Embedded Hyperbolic Tilings

Date started: October 2019
Leads: Stepan Paul


I would like to illustrate tilings of the hyperbolic plane on surfaces of constant negative curvature. While the entire hyperbolic plane cannot be embedded in \mathbb{R}^3, arbitrarily large pieces of the plane can be, so there is in principle no obstacle to illustrating as much of a tiling as desired, although practical considerations quickly come into play. I am currently using 3D printing for these illustrations, but eventually I would like to use bamboo.


The design of the 3D prints was done in OpenSCAD. As a first pass, I designed a print of a Euclidean tiling illustrated on a cone or cylinder.

A piece of the “forbidden” pentagon-decagon tiling of the Euclidean plane lain onto a cone. Not a hyperbolic tiling, this was a trial run for my code and for 3D printing such objects.

Next, I worked on the hyperbolic tiling. First, I needed to know how to parameterize geodesics on a surface of constant negative curvature. Dini’s surface is an example with infinite area, and can be given any desired injectivity radius. Furthermore, the parameterization of its geodesics is known explicitly.

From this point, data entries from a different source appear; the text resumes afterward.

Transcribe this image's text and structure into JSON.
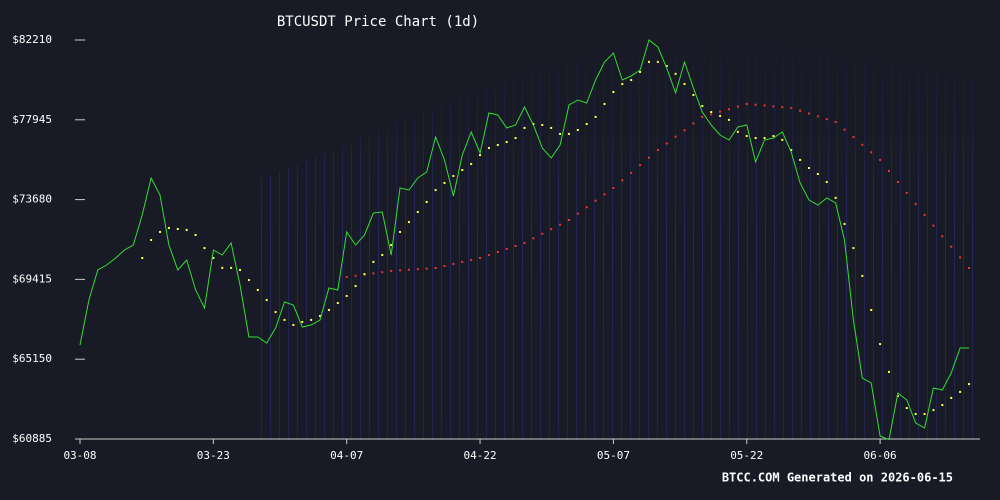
{
  "chart_data": {
    "type": "line",
    "title": "BTCUSDT Price Chart (1d)",
    "footer": "BTCC.COM Generated on 2026-06-15",
    "categories": [
      "03-08",
      null,
      null,
      null,
      null,
      null,
      null,
      null,
      null,
      null,
      null,
      null,
      null,
      null,
      null,
      "03-23",
      null,
      null,
      null,
      null,
      null,
      null,
      null,
      null,
      null,
      null,
      null,
      null,
      null,
      null,
      "04-07",
      null,
      null,
      null,
      null,
      null,
      null,
      null,
      null,
      null,
      null,
      null,
      null,
      null,
      null,
      "04-22",
      null,
      null,
      null,
      null,
      null,
      null,
      null,
      null,
      null,
      null,
      null,
      null,
      null,
      null,
      "05-07",
      null,
      null,
      null,
      null,
      null,
      null,
      null,
      null,
      null,
      null,
      null,
      null,
      null,
      null,
      "05-22",
      null,
      null,
      null,
      null,
      null,
      null,
      null,
      null,
      null,
      null,
      null,
      null,
      null,
      null,
      "06-06",
      null,
      null,
      null,
      null,
      null,
      null,
      null,
      null,
      null,
      null
    ],
    "ylim": [
      60885,
      82210
    ],
    "yticks": [
      {
        "value": 60885,
        "label": "$60885"
      },
      {
        "value": 65150,
        "label": "$65150"
      },
      {
        "value": 69415,
        "label": "$69415"
      },
      {
        "value": 73680,
        "label": "$73680"
      },
      {
        "value": 77945,
        "label": "$77945"
      },
      {
        "value": 82210,
        "label": "$82210"
      }
    ],
    "series": [
      {
        "color": "#33dd33",
        "style": "line",
        "values": [
          65909,
          68315,
          69918,
          70185,
          70559,
          70987,
          71254,
          72858,
          74835,
          73927,
          71254,
          69918,
          70453,
          68849,
          67887,
          70987,
          70720,
          71361,
          69116,
          66337,
          66337,
          66016,
          66818,
          68208,
          68047,
          66871,
          66978,
          67246,
          68956,
          68849,
          71949,
          71254,
          71789,
          72965,
          73018,
          70720,
          74301,
          74194,
          74835,
          75156,
          77027,
          75798,
          73873,
          76065,
          77294,
          76172,
          78310,
          78203,
          77508,
          77668,
          78630,
          77668,
          76439,
          75904,
          76599,
          78737,
          79005,
          78844,
          80074,
          81036,
          81517,
          80074,
          80287,
          80608,
          82210,
          81837,
          80715,
          79379,
          81036,
          79646,
          78363,
          77668,
          77134,
          76867,
          77561,
          77668,
          75691,
          76867,
          76973,
          77294,
          76225,
          74568,
          73660,
          73392,
          73766,
          73499,
          71522,
          67246,
          64145,
          63878,
          61045,
          60850,
          63344,
          62970,
          61740,
          61473,
          63611,
          63504,
          64413,
          65749,
          65749
        ]
      },
      {
        "color": "#ffff44",
        "style": "dots",
        "values": [
          null,
          null,
          null,
          null,
          null,
          null,
          null,
          70560,
          71520,
          71950,
          72160,
          72110,
          72060,
          71790,
          71090,
          70560,
          70030,
          70030,
          69920,
          69380,
          68850,
          68310,
          67670,
          67250,
          66980,
          67140,
          67250,
          67460,
          67780,
          68150,
          68530,
          69060,
          69700,
          70350,
          70720,
          71250,
          71950,
          72480,
          73020,
          73550,
          74190,
          74570,
          74940,
          75260,
          75580,
          76060,
          76440,
          76600,
          76760,
          76970,
          77510,
          77720,
          77670,
          77510,
          77190,
          77190,
          77400,
          77720,
          78100,
          78790,
          79430,
          79860,
          80070,
          80500,
          81040,
          81040,
          80820,
          80400,
          79860,
          79270,
          78680,
          78360,
          78150,
          77940,
          77300,
          77080,
          76970,
          76970,
          77080,
          76870,
          76330,
          75800,
          75370,
          75050,
          74620,
          73770,
          72380,
          71090,
          69600,
          67780,
          65960,
          64470,
          63180,
          62540,
          62220,
          62220,
          62430,
          62700,
          63080,
          63400,
          63820
        ]
      },
      {
        "color": "#ee3333",
        "style": "dots",
        "values": [
          null,
          null,
          null,
          null,
          null,
          null,
          null,
          null,
          null,
          null,
          null,
          null,
          null,
          null,
          null,
          null,
          null,
          null,
          null,
          null,
          null,
          null,
          null,
          null,
          null,
          null,
          null,
          null,
          null,
          null,
          69540,
          69605,
          69670,
          69735,
          69800,
          69865,
          69900,
          69930,
          69960,
          69990,
          70025,
          70130,
          70240,
          70350,
          70450,
          70560,
          70720,
          70880,
          71040,
          71200,
          71360,
          71610,
          71850,
          72100,
          72340,
          72590,
          72930,
          73270,
          73620,
          73960,
          74300,
          74710,
          75110,
          75520,
          75920,
          76330,
          76680,
          77040,
          77390,
          77750,
          78100,
          78240,
          78380,
          78510,
          78650,
          78790,
          78750,
          78710,
          78660,
          78620,
          78580,
          78430,
          78280,
          78130,
          77980,
          77830,
          77420,
          77020,
          76610,
          76210,
          75800,
          75210,
          74620,
          74040,
          73450,
          72860,
          72290,
          71720,
          71160,
          70590,
          70025
        ]
      }
    ]
  }
}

The design for a 3D print of the 3-7 kisrhombille tiling lain onto Dini’s surface.
The 3D printed 3-7 kisrhombille tiling!

With the mathematical heavy lifting done, I now want to focus on embedding other hyperbolic tilings into \mathbb{R}^3 on Dini’s surface and other surfaces of constant negative curvature.

Acknowledgements: I’d like to thank Laura Taalman for her help with using the “sweeper” code to create the designs above on OpenSCAD. Also, I’d like to give credit to Steve Trettel for letting me adapt the Mathematica code on his public site to generate the edges of some of these hyperbolic tilings. Finally, I’d like to thank Kelly Delp, Aaron Abrams, and Alba Malaga Sabogal for several helpful conversations along the way.